Building My Personal Knowledge Graph: Neo4j, Postgres, and LLM-Powered Extraction


After years of scattered Notion pages and disorganized research notes, I finally built what I've needed: a queryable database of everything I read and learn.
My personal knowledge graph now connects 4,736 articles to 8,291 entities across 12 domains.
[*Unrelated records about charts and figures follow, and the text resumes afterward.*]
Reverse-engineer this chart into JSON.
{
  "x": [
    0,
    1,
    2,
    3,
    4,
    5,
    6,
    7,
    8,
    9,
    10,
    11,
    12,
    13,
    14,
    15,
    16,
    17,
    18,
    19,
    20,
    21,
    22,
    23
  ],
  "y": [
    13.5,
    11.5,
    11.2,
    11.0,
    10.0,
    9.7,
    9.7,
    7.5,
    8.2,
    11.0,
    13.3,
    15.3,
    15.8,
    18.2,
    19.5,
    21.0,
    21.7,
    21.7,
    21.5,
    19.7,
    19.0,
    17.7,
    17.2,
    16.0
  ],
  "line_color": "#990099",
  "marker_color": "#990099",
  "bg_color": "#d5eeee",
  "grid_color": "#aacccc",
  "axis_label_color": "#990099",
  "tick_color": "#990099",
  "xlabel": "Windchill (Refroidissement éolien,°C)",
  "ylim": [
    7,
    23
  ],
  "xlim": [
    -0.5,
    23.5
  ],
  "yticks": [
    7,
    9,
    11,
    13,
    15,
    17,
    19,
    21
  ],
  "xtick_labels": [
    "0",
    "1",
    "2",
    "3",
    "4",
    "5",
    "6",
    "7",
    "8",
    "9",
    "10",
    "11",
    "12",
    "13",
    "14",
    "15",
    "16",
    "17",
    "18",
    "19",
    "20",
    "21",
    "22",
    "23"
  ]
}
When I need to recall that security paper from 2023 that mentioned zero-knowledge proofs alongside homomorphic encryption, I can find it in seconds—not hours.
Architecture Decisions
Database Layer
Neo4j handles the graph structure with a schema of:
- Nodes: Person, Organization, Article, Concept, Product, Event
- Relationships: WROTE, MENTIONED_IN, WORKS_AT, RELATED_TO, SUPPORTS, OPPOSES
PostgreSQL stores:
- Raw document content with versioning
- Full-text search capabilities via
tsvector
columns - Metadata including source URL, access date, and credibility scoring
CREATE TABLE documents (
id UUID PRIMARY KEY,
content JSONB NOT NULL,
content_vector tsvector GENERATED ALWAYS AS (to_tsvector('english', content->>'text')) STORED,
metadata JSONB,
created_at TIMESTAMP NOT NULL DEFAULT NOW()
);
Extraction Pipeline
Six months of experimentation led to this workflow:
- Web scraping via Playwright for dynamic content or direct API integrations for sources I frequent
- Entity extraction using a fine-tuned Mistral 7B model that outperforms OpenAI's entity extraction for domain-specific technical concepts
- Relationship inference via Langchain custom extractors with prompt templates optimized for technical content
- Entity resolution using embedding similarity and custom rules for merging duplicate entities
The entire pipeline runs on a $15/month VM with batch processing during off-hours.
Query Interface
I built a simple React app with Cypher query templates for common research tasks:
// Find all articles mentioning both concepts with authors from a specific org
MATCH (a:Article)-[:MENTIONS]->(c1:Concept {name: "Zero-Knowledge Proofs"}),
(a)-[:MENTIONS]->(c2:Concept {name: "Homomorphic Encryption"}),
(p:Person)-[:WROTE]->(a),
(p)-[:AFFILIATED_WITH]->(o:Organization)
WHERE o.name CONTAINS "University"
RETURN a.title, p.name, o.name
ORDER BY a.published_date DESC
The system pays for itself through the time it saves—about 7 hours weekly of previous research inefficiency. Worth every minute spent building it.